What was Scott thinking now? “Go ahead.”
“If we can capture any of them without anyone escaping, should we—”
“Only if you’re sure none of these treasonous little …” Hannan finished with a graphic vilification of these friends of Brock Daniels. “Do you understand, Captain Scott?”
“I understand, Mr. President. No one will escape, even if we have to hit the cave with our SMAW and kill them all.”
Chapter 32
Julia wandered through their campsite in the cave, looking for something to do—anything that would get her mind off from Steve. She stopped beside Allie, who pulled a propane burner and a small canister from her backpack. In less than two hours, three hungry men would expect dinner and Allie, filling the mother role, was determined to prepare it for them.
Allie stopped and read the back of a sealed package. “Stew for six people requires a half gallon of water.”

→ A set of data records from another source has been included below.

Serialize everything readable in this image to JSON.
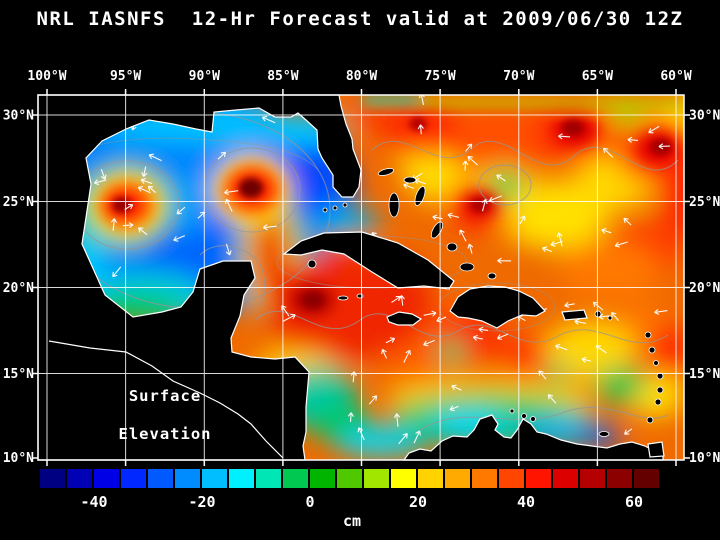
{
  "title": "NRL IASNFS  12-Hr Forecast valid at 2009/06/30 12Z",
  "annotation": {
    "line1": "Surface",
    "line2": "Elevation"
  },
  "axes": {
    "lon_ticks": [
      "100°W",
      "95°W",
      "90°W",
      "85°W",
      "80°W",
      "75°W",
      "70°W",
      "65°W",
      "60°W"
    ],
    "lat_ticks": [
      "30°N",
      "25°N",
      "20°N",
      "15°N",
      "10°N"
    ]
  },
  "colorbar": {
    "unit": "cm",
    "tick_labels": [
      "-40",
      "-20",
      "0",
      "20",
      "40",
      "60"
    ],
    "min": -50,
    "max": 65,
    "step": 5,
    "colors": [
      "#000082",
      "#0000b4",
      "#0000e6",
      "#0028ff",
      "#005aff",
      "#008cff",
      "#00beff",
      "#00f0ff",
      "#00e6b4",
      "#00c850",
      "#00b400",
      "#50c800",
      "#a0e600",
      "#ffff00",
      "#ffd200",
      "#ffaa00",
      "#ff7800",
      "#ff4600",
      "#ff1400",
      "#dc0000",
      "#b40000",
      "#8c0000",
      "#640000"
    ]
  },
  "chart_data": {
    "type": "heatmap",
    "variable": "Surface Elevation",
    "units": "cm",
    "title": "NRL IASNFS  12-Hr Forecast valid at 2009/06/30 12Z",
    "lon_range": [
      "100°W",
      "60°W"
    ],
    "lat_range": [
      "10°N",
      "30°N"
    ],
    "value_range": [
      -50,
      65
    ],
    "contour_interval": 5,
    "legend_position": "bottom",
    "grid": true,
    "description": "Filled rainbow contour map of model sea surface elevation (cm) over the Gulf of Mexico and Caribbean Sea with white surface-current vectors, gray contour lines, black land mask with white coastlines; warm (red) eddies in the western Gulf and Loop Current region, low (blue/cyan) elevation band along the South American coast, high (orange/red) field across the Caribbean and western Atlantic."
  }
}
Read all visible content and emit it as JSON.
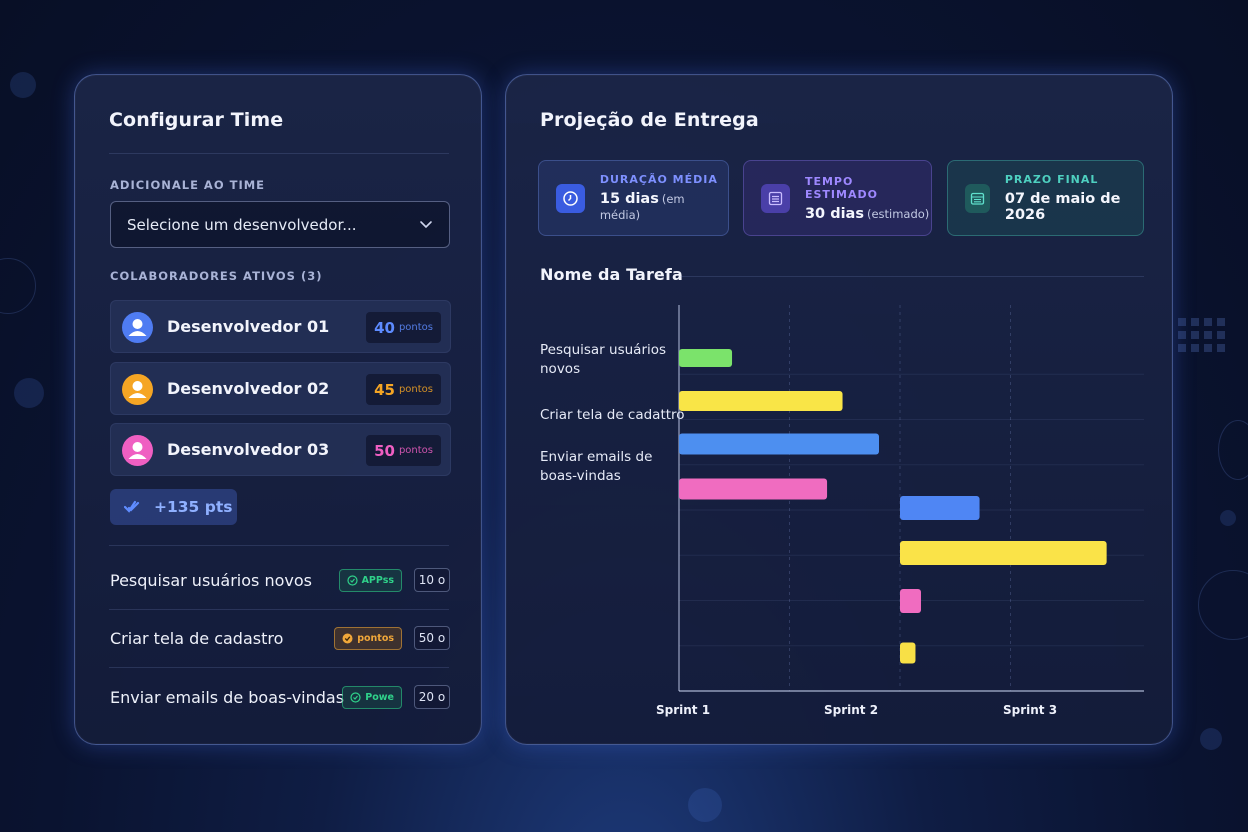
{
  "team_panel": {
    "title": "Configurar Time",
    "add_label": "ADICIONALE AO TIME",
    "select_placeholder": "Selecione um desenvolvedor...",
    "active_label": "COLABORADORES ATIVOS (3)",
    "developers": [
      {
        "name": "Desenvolvedor 01",
        "points": "40",
        "unit": "pontos",
        "color": "#4f7cf2"
      },
      {
        "name": "Desenvolvedor 02",
        "points": "45",
        "unit": "pontos",
        "color": "#f5a524"
      },
      {
        "name": "Desenvolvedor 03",
        "points": "50",
        "unit": "pontos",
        "color": "#ef5fc2"
      }
    ],
    "total": "+135 pts",
    "tasks": [
      {
        "name": "Pesquisar usuários novos",
        "tag": "APPss",
        "points": "10 o",
        "tag_color": "#2fd28a"
      },
      {
        "name": "Criar tela de cadastro",
        "tag": "pontos",
        "points": "50 o",
        "tag_color": "#f0a73a"
      },
      {
        "name": "Enviar emails de boas-vindas",
        "tag": "Powe",
        "points": "20 o",
        "tag_color": "#2fd28a"
      }
    ]
  },
  "projection_panel": {
    "title": "Projeção de Entrega",
    "stats": [
      {
        "label": "DURAÇÃO MÉDIA",
        "value": "15 dias",
        "sub": "(em média)",
        "color": "#7e90ff",
        "icon": "clock-icon"
      },
      {
        "label": "TEMPO ESTIMADO",
        "value": "30 dias",
        "sub": "(estimado)",
        "color": "#9e88ff",
        "icon": "list-icon"
      },
      {
        "label": "PRAZO FINAL",
        "value": "07 de maio de 2026",
        "sub": "",
        "color": "#4ed0c0",
        "icon": "calendar-icon"
      }
    ],
    "gantt_title": "Nome da Tarefa",
    "task_labels": [
      "Pesquisar usuários novos",
      "Criar tela de cadattro",
      "Enviar emails de boas-vindas"
    ]
  },
  "chart_data": {
    "type": "bar",
    "orientation": "horizontal",
    "x_ticks": [
      "Sprint 1",
      "Sprint 2",
      "Sprint 3"
    ],
    "xlim": [
      0,
      4
    ],
    "bars": [
      {
        "start": 0.0,
        "end": 0.48,
        "color": "#7be36b"
      },
      {
        "start": 0.0,
        "end": 1.48,
        "color": "#f9e547"
      },
      {
        "start": 0.0,
        "end": 1.81,
        "color": "#4d8ff0"
      },
      {
        "start": 0.0,
        "end": 1.34,
        "color": "#f06cc0"
      },
      {
        "start": 2.0,
        "end": 2.72,
        "color": "#4f86f4"
      },
      {
        "start": 2.0,
        "end": 3.87,
        "color": "#fae348"
      },
      {
        "start": 2.0,
        "end": 2.19,
        "color": "#f06cc0"
      },
      {
        "start": 2.0,
        "end": 2.14,
        "color": "#f8e046"
      }
    ]
  }
}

“Allie,” Julia waited for Allie to look her way. “Don't use up all our drinking water. I'll go to the spring and get a gallon of water.”
Brock looked up from the air mattress he planned to inflate. “All the comforts of home, except running water.”
“And no bathroom.,” KC added.
Jeff stepped off the ladder at the cave’s entrance. “Oh, there's running water. It's just a hundred yards away. But Benjamin dug us a latrine. It's not far from the entrance.”
“It had better be far enough,” Brock said.
“You got that right.” Jeff chuckled. “Because, after the inversion sets up in the evening, smells become concentrated near the ground and, in this cave, they'll come right down—”
“Enough little boy humor from the little boys.” As she approached, Allie shot a disapproving glance at Jeff. “And don’t try to tell us it’s just meteorology, Mr. Weatherman.”